I think it’s all a closed feedback loop that is causing the trouble all across the spectrum: increased videogaming leads to shorter attention spans because instant gratification is what you get with the game so you now expect it in the movies and Hollywood gives that demographic what it wants because they pay for it and when combined with less reading of actual books and not being taught critical thinking (or how to think at all beyond the next 5 minutes if that) leads back to the inability to even have the slightest clue as to what to do in an RPG unless spoon-fed every little thing. And there had better be lots of chrome and flashy goodies laying around or everyone gets bored and stupid. The ones who can’t or won’t stay actively involved start wandering around turning on TV’s and the PSP.
And God forbid you hurt or kill anyone in the game – I’ve seen a steady increase over the years of players who get mad or just flat out quit playing if their character gets killed or has all his pretty stuff taken away.
Case in point: early in my current campaign (until they finally started to “get it” about how to play the game) even one of the players who should have known better – but hadn’t played in my game for over 10 years – got all pouty and bugged over an incident that would in the past have probably resulted in my just shrugging and saying, “So be it” – then unleashing hell on the entire group.
Players are escorting a bulk carrier to the jump point in case they run into a privateer who has been seen lurking in the area. They hear a mayday call over comms from another merchant who is under fire by that privateer. The players haven’t built up much of a vector yet so they decide to tell the bulk carrier to continue to the jump point and go…they’ll be right behind them (uh huh..right – but I let that kind of thing slide since long ago I gave up on trying to clue players in on all the time=distance stuff…education just isn’t what it used to be).
So the players move in to help the merchie and the enemy is a 300 ton raider armored and loaded for bear; it’s pounding the snot out of the 400 ton merchant who – thinking the cavalry is coming instead of a 200 ton ship manned by wannabe terrors of the spaceways – is putting up one heck of a fight. The turn before the players come in combat range the merchie loses its power plant to a critical hit and the enemy tells the players to back off – “This prize is mine, you are outgunned and this crew will run out of air soon if you try to fight.”
Players, “Not so fast…fire, fire, fire”. And they engage while the merchie is screaming for them to just stop and allow him to evacuate his crew. The players press on and the enemy, who knows his business, takes out one of their turrets and blows out their cargo hold (no more ATV, and the 10 mercs in low berths float away) with a missile and laser barrage.

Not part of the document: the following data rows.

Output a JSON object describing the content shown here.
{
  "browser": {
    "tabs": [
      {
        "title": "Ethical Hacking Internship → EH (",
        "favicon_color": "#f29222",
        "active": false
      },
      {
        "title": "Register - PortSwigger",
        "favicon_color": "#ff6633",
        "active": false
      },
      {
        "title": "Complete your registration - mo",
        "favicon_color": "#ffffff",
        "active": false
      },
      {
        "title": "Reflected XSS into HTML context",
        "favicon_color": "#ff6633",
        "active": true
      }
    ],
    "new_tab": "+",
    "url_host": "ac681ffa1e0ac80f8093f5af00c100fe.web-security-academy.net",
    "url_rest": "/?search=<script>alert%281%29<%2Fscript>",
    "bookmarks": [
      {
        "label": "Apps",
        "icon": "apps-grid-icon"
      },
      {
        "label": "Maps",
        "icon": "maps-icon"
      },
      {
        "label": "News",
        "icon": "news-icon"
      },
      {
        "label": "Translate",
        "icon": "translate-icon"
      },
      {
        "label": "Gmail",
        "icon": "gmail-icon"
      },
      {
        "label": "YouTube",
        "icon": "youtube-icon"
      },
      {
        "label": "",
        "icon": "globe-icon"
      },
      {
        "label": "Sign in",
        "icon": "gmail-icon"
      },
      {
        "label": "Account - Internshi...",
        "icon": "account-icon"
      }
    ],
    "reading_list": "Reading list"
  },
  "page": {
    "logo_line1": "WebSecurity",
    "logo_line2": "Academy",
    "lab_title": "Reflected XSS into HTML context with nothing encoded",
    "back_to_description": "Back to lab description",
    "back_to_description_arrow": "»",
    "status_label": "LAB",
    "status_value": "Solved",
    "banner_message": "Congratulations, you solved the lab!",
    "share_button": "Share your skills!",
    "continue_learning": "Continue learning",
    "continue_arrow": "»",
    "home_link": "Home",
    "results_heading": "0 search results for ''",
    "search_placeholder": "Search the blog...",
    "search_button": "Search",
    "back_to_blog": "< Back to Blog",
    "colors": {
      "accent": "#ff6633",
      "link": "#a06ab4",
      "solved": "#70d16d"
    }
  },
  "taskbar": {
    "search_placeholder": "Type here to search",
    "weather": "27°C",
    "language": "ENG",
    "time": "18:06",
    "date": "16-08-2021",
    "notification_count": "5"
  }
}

The players, including the one who should have known better decide to press the attack and actually said, “We’re the players, Scott won’t kill us off this soon so let’s take a chance.” Sad, really.
So they manage to take out one turret on the enemy before he knocked out their remaining one, all but destroys their M-Drive, and kills the navigator when the bridge gets hit with a missile and he fails his saving roll to seal up (nobody ever said they were getting their suits on) since he didn’t even have Vacc Suit skill.
At this point the players are ticked off, including the captain (who should have known better after years of playing with me and refereeing the game himself) and are just throwing down their dice and ready to quit. They gripe that this is too soon for this kind of thing, they weren’t ready yet. I tell them the enemy commander radios over and says, “Fair warning…this merchant has cargo I want, and a ship for a prize. His crew needs rescue, my next salvo will probably destroy you and cost this crew it’s lives. Today you lost and cost me a turret…maybe next time you’ll win. For now your choice is to live till next time – and let these merchants live, or do I kill all of you right now and still get the cargo and prize? Your choice – you have 5 seconds.”
If looks could kill I’d have died right there. But, the players pouted and went away to rejoin the bulk carrier as best they could while patching up their ship. Of the 5 who played only 3 came back the next session and the others needed reminding of the why’s and wherefore’s of the event and how they can’t always win. T’aint a videogame, no reset button, yada yada. There are moral choices to be made, consequences to actions, allies and enemies alike will respond to those choices based on their own perceptions and desires, etc..
But it has been touch and go since…every time they complete something they look at me to hold their hands and walk them through the next segment. Little or no input on their part…”I dunno anymore what we are supposed to be doing…what do you want us to do?”
Maybe I’ll just start calling adventures levels and that might help them. Or kill them all off and put the game away for good. These guys will play Call of Duty for hours and hours, even when they die like every 30 seconds or so, but they have no clue what to do in a campaign game where they can do almost anything they want to if they could just wrap their heads around the idea that it’s an open-ended system but like real life there is a cause and effect equation to be dealt with.
Oh, and that imagination thing. Yeah…maybe I need a bigger cluebat.